30 Jahre Die Apokalyptischen Reiter heißt für uns seit 19 Jahren Konzerte, Freundschaft, Inspiration und alle damit verbundenen Emotionen. Und so war es auch dieses Jahr, vor allem weil wir mit unserer erweiterten Familie unterwegs waren, die bei Gründung der Band noch nicht geboren oder gerade im Kindergarten waren. Als Support waren Victorius und Cypecore am Start, die stilistisch nicht unbedingt zu den Reitern passten. Aber wer passt schon zu den Reitern. Das ganze Konzert kann man auf der Spotify-Playlist musikalisch nachhören, leider nicht emotional nachvollziehen, weil jeder Song bei jedem eine andere Facette und Geschichte nach außen kehrt.
Victorius machten in Comic-Verkleidungen Power Metal, der optisch an den Avengers und musikalisch an elektrisch verstärkten, deutschen Schlager angelehnt war.
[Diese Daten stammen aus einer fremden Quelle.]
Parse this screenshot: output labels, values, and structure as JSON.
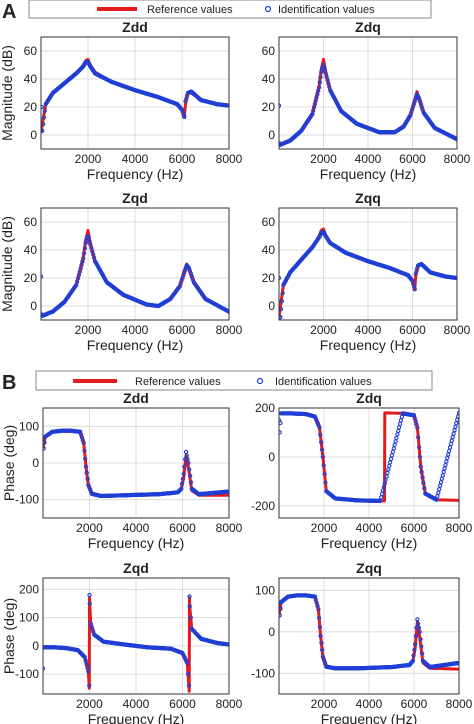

Interessant war die Ankündigung, dass diese Band auf Headliner-Tour gehen wird. Danach wird wohl der Schuldenberater oder der Insolvenzverwalter kontaktiert werden müssen. Bei aller Liebe, man sollte realistisch mit seinen Lebensplänen bleiben.
Cypecore schuf mit zwei extrem kalten und metallisch klingenden Gitarren ein durchwegs monotones Set, der dem Bandnamen dann auch gerecht wurde. Es gab Metalcore und Nu Metal der durchwegs groovte und - da gehe ich von Absicht aus - die Monotonie von Maschinen in einer dystopischen Zukunft vertonen sollte. Trinkpausen unterbrechen den knapp 45minütigen Song.
Nachdem die Bühne mit Weihrauch von alten und bösen Geistern gereinigt wurde, konnte Fuchs als Conférencier durch 30 Jahre Reiter führen und ja es können nicht alle tollen Songs gespielt werden, eventuell ohne Vorbands, aber irgend einer muss ja auch den Nightliner mitfinanzieren. Die Performance mag man als routiniert titulieren, leider ist Kunst in erster Linie Arbeit und anstrengend und ohne Struktur läuft da gar nichts. Die Reiter schaffen es neben ihrer Professionalität immer noch so kleine Reiter-Momente einzustreuen, zum Beispiel als sich partout keine Seemanns-Braut zum Song "Seemann" finden ließ oder dass keiner aus dem Publikum bei "Die Sonne scheint" auf die Bühne kommen wollte, um die Sonne aus seinem Allerwertesten scheinen zu lassen. Das war vor 20 Jahren anders und die Blicke zwischen Volk und Fuchs sprachen Bände.
Ein Drittel des Sets bestand aus "Riders on the Storm". Finde ich nicht schlimm, weil es meiner Meinung nach die beste Platte ist, der Übergang zwischen dem anfänglichen Reiter-Wahnsinn zu einem mehr fokussierten und ausbalancierten Songwriting. Insgesamt spielten die Reiter 20 Songs und nach gefühlten 5 Minuten war das Konzert auch schon wieder um. Petra und ich drehten uns zu unseren Kindern, die staunten nicht schlecht über dieses geniale Mixtape aus Weimar.